Co-creating a space to nourish body and soul, to grow food and social connections
As I walk over to the lot, I see someone waiting by the shed. It turns out to be Lisa Kasten. Lisa is the neighborhood's community connector, and she serves as the Executive Director of Washington School Neighbors (WSN), the organizational structure that ensures progress toward the vision residents have of a flourishing neighborhood. Practically as soon as we meet, Lisa sets about sharing photos and telling me the story of how the park and garden came to be. And that's something you learn quickly about Lisa. She's passionate about her neighborhood, and very committed to the residents in her care.
One of the ways Lisa stands out is her commitment to the principle of co-creation. Projects like this only last over the long haul when they are born out of the collective imagination of neighbors, when they engage people's individual gifts, and when a lot of people's fingerprints are on their implementation. The WSN garden fits all of these criteria. Residents designed the project and provide labor and supplies to keep it up. WSN and the Community Foundation of Holland/Zeeland funded the project, including the land purchase, and the City of Holland assisted with soil and material needs.

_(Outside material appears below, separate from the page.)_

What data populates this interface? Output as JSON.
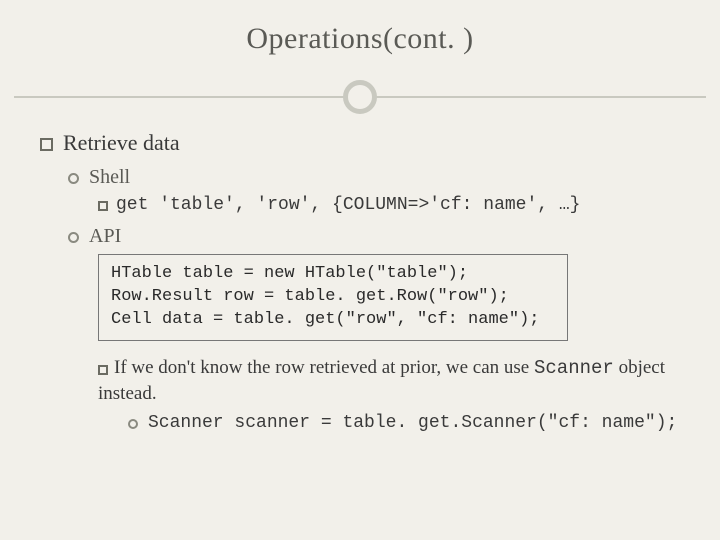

Reciprocity: the art of giving and receiving from out of our abilities, resources, care
Of the many stories of contribution that Lisa shared, however, one stood out to me. At one end of the park is a metal figure (pictured below) that adds whimsey and charm to the space. The sculpture was donated by a resident just down the street who wanted this work to be enjoyed by others, in part, as a testament to his brother's talent. You see, his brother lives with the "developmentally disabled" label, but standing here in this space today, I realize that we are all "abled," just in different ways. Abundance, it appears, grows when we all give and receive out of our abilities and resources and care.
So, here we are with a park that invites families and neighbors to gather, to connect, to share life together. We have a garden that produces a bountiful harvest for the residents of the Washington School neighborhood. Is there any better example of a neighborhood living into its function, its role, as a producer of wellbeing?